Pharmacokinetics of amrinone during cardiac surgery.

Amrinone is a nonglycosidic noncatecholamine with both vasodilator and positive inotropic effects that may be administered to patients undergoing cardiac surgery. As an initial step toward elucidating the optimal dosage of amrinone for cardiac surgical patients we studied the pharmacokinetics of amrinone during and after cardiac surgery requiring cardiopulmonary bypass. The study population comprised 35 adult patients, each receiving a single dose of amrinone (0.75, 1.5, 2.0, or 2.5 mg/kg) administered into the venous reservoir near the end of cardiopulmonary bypass. Additionally, 15 of the 35 patients also received intravenous infusions of either 5 or 10 micrograms.kg-1.min-1. Arterial blood was sampled over the next 22 h, and plasma concentrations of amrinone were determined by high-performance liquid chromatography.
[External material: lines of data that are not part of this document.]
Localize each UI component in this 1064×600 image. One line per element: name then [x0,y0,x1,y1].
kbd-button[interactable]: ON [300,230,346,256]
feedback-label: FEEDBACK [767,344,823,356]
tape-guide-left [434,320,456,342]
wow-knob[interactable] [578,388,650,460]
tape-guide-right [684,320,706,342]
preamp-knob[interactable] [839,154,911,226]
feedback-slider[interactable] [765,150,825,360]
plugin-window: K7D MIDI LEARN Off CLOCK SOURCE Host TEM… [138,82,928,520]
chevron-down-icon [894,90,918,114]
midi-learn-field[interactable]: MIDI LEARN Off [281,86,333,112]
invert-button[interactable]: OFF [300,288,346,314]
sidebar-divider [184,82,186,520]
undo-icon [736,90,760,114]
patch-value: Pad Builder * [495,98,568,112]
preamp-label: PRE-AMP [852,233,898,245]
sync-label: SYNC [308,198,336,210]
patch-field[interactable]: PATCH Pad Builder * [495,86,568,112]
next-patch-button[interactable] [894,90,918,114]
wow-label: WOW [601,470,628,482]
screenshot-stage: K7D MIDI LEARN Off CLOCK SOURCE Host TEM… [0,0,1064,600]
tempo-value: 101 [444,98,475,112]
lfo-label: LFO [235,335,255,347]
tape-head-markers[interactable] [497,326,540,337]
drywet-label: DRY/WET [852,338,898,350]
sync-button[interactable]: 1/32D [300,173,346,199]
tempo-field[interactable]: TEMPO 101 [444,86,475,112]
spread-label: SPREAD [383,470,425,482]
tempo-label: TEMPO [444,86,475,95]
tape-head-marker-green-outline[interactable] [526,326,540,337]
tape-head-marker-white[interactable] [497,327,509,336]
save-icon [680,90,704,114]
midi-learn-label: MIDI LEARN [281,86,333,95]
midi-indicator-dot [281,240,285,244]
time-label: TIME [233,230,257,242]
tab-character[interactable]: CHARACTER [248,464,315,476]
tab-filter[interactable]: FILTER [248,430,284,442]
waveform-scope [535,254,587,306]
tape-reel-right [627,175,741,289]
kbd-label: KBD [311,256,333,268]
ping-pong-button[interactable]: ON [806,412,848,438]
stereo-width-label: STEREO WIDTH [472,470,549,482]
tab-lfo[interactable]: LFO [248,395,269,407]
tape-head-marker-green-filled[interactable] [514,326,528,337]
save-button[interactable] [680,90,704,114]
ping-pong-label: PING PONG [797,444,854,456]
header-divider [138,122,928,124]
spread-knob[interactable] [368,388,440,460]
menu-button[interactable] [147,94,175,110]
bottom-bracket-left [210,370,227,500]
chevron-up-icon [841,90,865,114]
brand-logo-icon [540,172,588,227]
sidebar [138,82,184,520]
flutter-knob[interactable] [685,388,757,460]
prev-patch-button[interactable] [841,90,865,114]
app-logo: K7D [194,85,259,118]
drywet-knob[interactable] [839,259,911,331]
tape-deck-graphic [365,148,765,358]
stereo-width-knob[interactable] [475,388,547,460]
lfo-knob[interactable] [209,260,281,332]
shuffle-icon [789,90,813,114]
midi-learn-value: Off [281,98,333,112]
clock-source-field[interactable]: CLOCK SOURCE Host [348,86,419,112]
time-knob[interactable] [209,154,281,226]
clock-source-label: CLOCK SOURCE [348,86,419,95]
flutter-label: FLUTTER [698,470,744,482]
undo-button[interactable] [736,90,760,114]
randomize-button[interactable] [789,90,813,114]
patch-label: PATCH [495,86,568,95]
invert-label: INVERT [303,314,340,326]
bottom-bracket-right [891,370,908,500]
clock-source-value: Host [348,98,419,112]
Protein binding of amrinone, assayed by equilibrium dialysis, was 21.6 +/- 2.5%. The decay of amrinone concentrations in plasma over time was fit to a biexponential equation by nonlinear least-squares regression. The manufacturer's recommended dose of 0.75 mg/kg followed by an infusion of 10 micrograms.kg-1.min-1 was inadequate to maintain the plasma concentration within the therapeutic range based on the pharmacodynamics of amrinone in patients with chronic congestive heart failure. This was due to significant redistribution of amrinone in the body after the loading dose. To maintain a therapeutic plasma concentration of 1.5-2.0 micrograms/ml, a larger loading dose or a supplemental loading dose as well as a continuous infusion is required.